Adenocarcinoma della via biliare – Tecniche diagnostiche e stadiazione

Le neoplasie maligne della via biliare principale si manifestano nella maggior parte dei casi con ittero istruttivo. L’indagine radiologica più eseguita sul territorio per lo studio delle vie biliari è l’ecografia dell’addome. Sebbene l’ecografia visualizzi bene l’eventuale dilatazione della via biliare extra-epatica e delle vie biliari intra-epatiche, è tuttavia poco accurata nella caratterizzazione della morfologia della stenosi neoplastica e nella visualizzazione del tumore primitivo, che può non formare massa e crescere piuttosto lungo le pareti via biliare stessa.

Se l’ittero è severo e i valori di bilirubinemia elevati, spesso necessario posizionare uno stent biliare (una protesi tubolare in plastica o metallica) che favorisca il normale deflusso della bile in duodeno. Il posizionamento dello stent biliare è eseguito per via endoscopica, durante un esame chiamato ERCP (colangiopancreatografia retrograda endoscopica). Questo esame è costituito da:

  • una prima fase diagnostica, in cui si incannula la papilla di Vater con un piccolo tubo e si inietta del mezzo di contrasto nelle vie biliari, per visualizzare la sede, l’entità e la morfologia della stenosi;
  • una seconda fase operativa, in cui si procede a sezione dello sfintere papillare (papillosfinterotomia) e a inserimento della protesi biliare a cavallo della stenosi neoplastica.

Durante una ERCP possono essere eseguite biopsie per spazzolamento (brushing) della via biliare. L’accuratezza diagnostica delle biopsie per brushing non è tuttavia elevata. Sebbene sicura, l’ERCP è una procedura invasiva associata a complicanze specifiche, la principale delle quali è la pancreatite acuta. La procedura operativa (il posizionamento di protesi biliare) è fattibile e ha un elevato tasso di successo in un elevato numero di casi. Tuttavia in alcuni pazienti lo stenting biliare può fallire per situazioni anatomiche particolari o addirittura per impossibilità si incannulare la papilla di Vater. La procedura può essere ripetuta, ma in caso di ulteriore insuccesso sarà necessario procedere a un drenaggio biliare per puntura percutanea del fegato (PTBD). Si posiziona un piccolo drenaggio tubulare con ingresso al fianco destro che, attraverso il fegato raggiunge la via biliare e la percorre sino al duodeno valicando la stenosi.   

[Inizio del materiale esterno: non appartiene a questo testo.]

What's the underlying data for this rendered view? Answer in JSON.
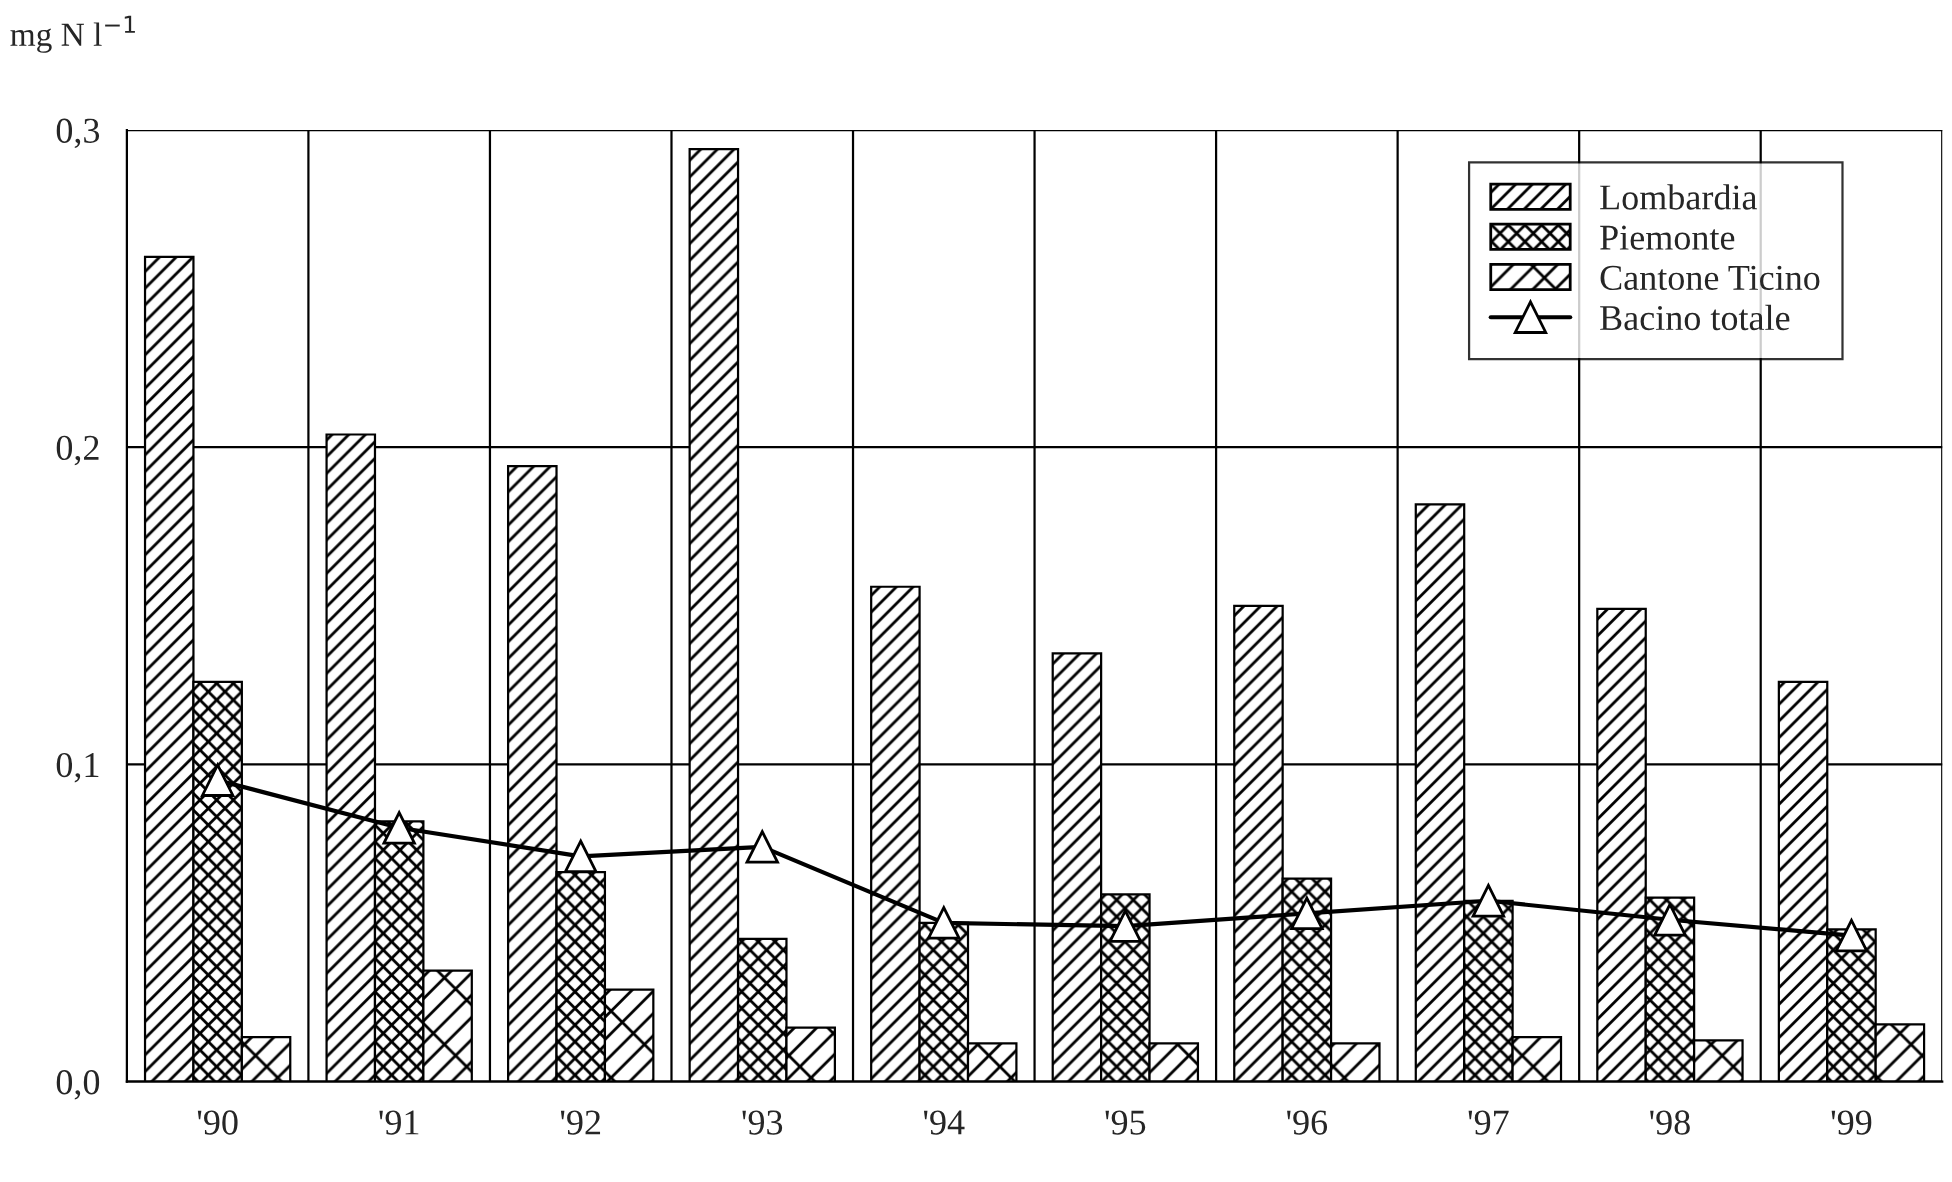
{
  "chart_data": {
    "type": "bar",
    "ylabel": "mg N l$^{−1}$",
    "categories": [
      "'90",
      "'91",
      "'92",
      "'93",
      "'94",
      "'95",
      "'96",
      "'97",
      "'98",
      "'99"
    ],
    "series": [
      {
        "name": "Lombardia",
        "color": "#000000",
        "values": [
          0.26,
          0.204,
          0.194,
          0.294,
          0.156,
          0.135,
          0.15,
          0.182,
          0.149,
          0.126
        ]
      },
      {
        "name": "Piemonte",
        "color": "#000000",
        "values": [
          0.126,
          0.082,
          0.066,
          0.045,
          0.05,
          0.059,
          0.064,
          0.057,
          0.058,
          0.048
        ]
      },
      {
        "name": "Cantone Ticino",
        "color": "#000000",
        "values": [
          0.014,
          0.035,
          0.029,
          0.017,
          0.012,
          0.012,
          0.012,
          0.014,
          0.013,
          0.018
        ]
      },
      {
        "name": "Bacino totale",
        "type": "line",
        "color": "#000000",
        "marker": "triangle",
        "values": [
          0.095,
          0.08,
          0.071,
          0.074,
          0.05,
          0.049,
          0.053,
          0.057,
          0.051,
          0.046
        ]
      }
    ],
    "ylim": [
      0,
      0.3
    ],
    "yticks": [
      {
        "value": 0,
        "label": "0,0"
      },
      {
        "value": 0.1,
        "label": "0,1"
      },
      {
        "value": 0.2,
        "label": "0,2"
      },
      {
        "value": 0.3,
        "label": "0,3"
      }
    ],
    "grid": true,
    "legend": "top right"
  }
}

Il reperto di una lesione solida delle vie biliari o di ittero con dilatazione delle vie biliari richiede inoltre esami di secondo livello per confermare il sospetto diagnostico ed eventualmente per stadiare la malattia, cioè avere una stima:

  • delle dimensioni della neoplasia
  • del coinvolgimento di strutture adiacenti
  • del coinvolgimento di linfonodi regionali e a distanza
  • della presenza di metastasi a distanza (specialmente al fegato).

Le indagini di secondo livello utili per la diagnosi e la stadiazione dei tumori della via biliare sono simili a quelle già trattate per l’adeocarcinoma duttale, e sono riassunte in questa sezione. Sarà compito dello specialista scegliere gli esami più adatti al singolo caso clinico.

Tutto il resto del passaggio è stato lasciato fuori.